The second such book, by Belle Wood Comstock, M. D., says: "If baby's bowels do not go over twenty-four hours without moving, do not worry. Patience is usually all that is necessary, and if baby is all right in every way, he is willing to wait a day and give his bowels a chance. Over anxiety and fussing have laid the foundation for many a case of chronic constipation. #### Never begin milk of magnesia, Castoria, or any laxative--just walt.

I have seen babies go for three days without a bowel movement and no harm result. These babies were sick and in such cases, even Dr. Comstock would resort to the enema, or other means of forcing action.

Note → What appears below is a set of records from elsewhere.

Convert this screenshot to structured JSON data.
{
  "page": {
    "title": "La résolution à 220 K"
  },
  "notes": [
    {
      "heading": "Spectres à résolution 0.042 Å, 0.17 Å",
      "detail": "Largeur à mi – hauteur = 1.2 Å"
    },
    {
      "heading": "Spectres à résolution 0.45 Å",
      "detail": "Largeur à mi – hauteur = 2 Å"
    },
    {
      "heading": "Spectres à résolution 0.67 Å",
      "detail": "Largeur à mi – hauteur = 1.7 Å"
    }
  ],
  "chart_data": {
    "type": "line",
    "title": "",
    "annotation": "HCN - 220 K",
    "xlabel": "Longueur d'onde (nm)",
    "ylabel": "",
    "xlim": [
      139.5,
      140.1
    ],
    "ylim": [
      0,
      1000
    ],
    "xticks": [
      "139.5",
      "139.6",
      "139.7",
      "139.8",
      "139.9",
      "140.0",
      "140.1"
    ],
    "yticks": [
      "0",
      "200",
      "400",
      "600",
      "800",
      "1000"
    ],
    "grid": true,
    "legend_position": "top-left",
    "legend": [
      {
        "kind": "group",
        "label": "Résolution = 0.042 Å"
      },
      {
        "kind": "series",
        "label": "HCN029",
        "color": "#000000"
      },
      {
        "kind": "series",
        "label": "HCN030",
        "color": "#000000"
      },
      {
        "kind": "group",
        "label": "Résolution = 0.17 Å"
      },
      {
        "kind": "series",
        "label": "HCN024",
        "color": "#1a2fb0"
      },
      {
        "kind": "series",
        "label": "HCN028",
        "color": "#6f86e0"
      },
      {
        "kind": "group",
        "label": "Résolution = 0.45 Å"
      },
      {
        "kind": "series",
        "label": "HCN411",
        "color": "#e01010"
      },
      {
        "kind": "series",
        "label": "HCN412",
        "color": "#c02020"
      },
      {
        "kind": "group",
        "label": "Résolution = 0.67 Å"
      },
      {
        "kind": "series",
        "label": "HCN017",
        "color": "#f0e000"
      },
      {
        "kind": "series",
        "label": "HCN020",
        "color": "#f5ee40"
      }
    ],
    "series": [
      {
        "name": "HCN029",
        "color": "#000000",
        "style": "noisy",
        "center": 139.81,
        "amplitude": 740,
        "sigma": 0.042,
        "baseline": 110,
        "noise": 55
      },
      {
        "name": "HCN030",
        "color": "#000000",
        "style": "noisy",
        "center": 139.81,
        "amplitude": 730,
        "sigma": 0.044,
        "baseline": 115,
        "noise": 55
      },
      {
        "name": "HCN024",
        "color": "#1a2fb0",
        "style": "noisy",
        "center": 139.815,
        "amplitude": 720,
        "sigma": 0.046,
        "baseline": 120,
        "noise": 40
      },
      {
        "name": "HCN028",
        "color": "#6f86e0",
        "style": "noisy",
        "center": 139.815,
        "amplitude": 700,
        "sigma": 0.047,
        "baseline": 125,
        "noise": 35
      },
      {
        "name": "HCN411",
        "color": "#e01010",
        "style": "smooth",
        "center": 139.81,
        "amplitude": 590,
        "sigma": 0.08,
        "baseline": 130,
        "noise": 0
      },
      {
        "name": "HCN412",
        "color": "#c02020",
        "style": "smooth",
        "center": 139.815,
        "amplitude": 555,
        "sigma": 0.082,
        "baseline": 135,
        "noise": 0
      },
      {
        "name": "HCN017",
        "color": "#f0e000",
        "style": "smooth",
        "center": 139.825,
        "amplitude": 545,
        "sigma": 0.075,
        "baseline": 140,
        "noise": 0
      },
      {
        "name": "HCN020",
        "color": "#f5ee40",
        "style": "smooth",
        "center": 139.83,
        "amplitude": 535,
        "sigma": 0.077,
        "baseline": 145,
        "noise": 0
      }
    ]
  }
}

Dr. Comstock cautions: "Don't don't ever give soapsuds enema, Castoria, or castor oil. Castor-oil days for babies are past." Would to God that they were! But there are still too many doctors, nurses and parents giving this and other purgatives to babies. For instances Morse- Wyman-Hill say, castor oil "is by far the best and most efficient cathartic. Its action is rapid and very thorough, and it does not ordinarily cause griping."

Parents should never give purgatives of any kind to their children, whether the doctor advises it or not. Purgatives are the chief cause of chronic constipation. They upset the whole digestive tract, deranging their secretions and leaving them dry and exhausted.

Morse-Wyman-Hill say: "Great care must be taken in the use of both suppositories and enema not to establish a bad habit. It is very easy to so accustom the baby to them that it will not move its bowels without them, although the need for them has long passed."

A measure that "loosens the bowels" does not cure the difficulty, says Dr. Page. "It only produces more or less purgation." "For my own part, speaking with relation to the constipated habit so common, I consider that we should look for a remedy to the promotion of the general health, and having decided upon the diet, we should avoid frequent changes of amounts and proportions, which are always made at the risk of the system not getting accustomed to any one variety."

Page also says: "Sometimes there is no occasion for a movement for a day or two--no evidence of a desire for one. To use purgatives or injections in such cases is mischievious. A change of diet, or in the weather, may temporarily affect the babe. In bringing one over-fed bottle baby to three meals, four days passed, and then he had an easy, natural movement; then three days and another; then two. After this he had regular daily passages."

While in ordinary cases I never give nor advise an enema, there are rare cases in bottle-fed infants, where the milk curds are so large that they become impacted in the colon and in such cases a bowel movement, without aid, seems almost impossible. The child will grunt and strain and cry, but the impacted curds will not move. In such cases a warm water enema should be employed.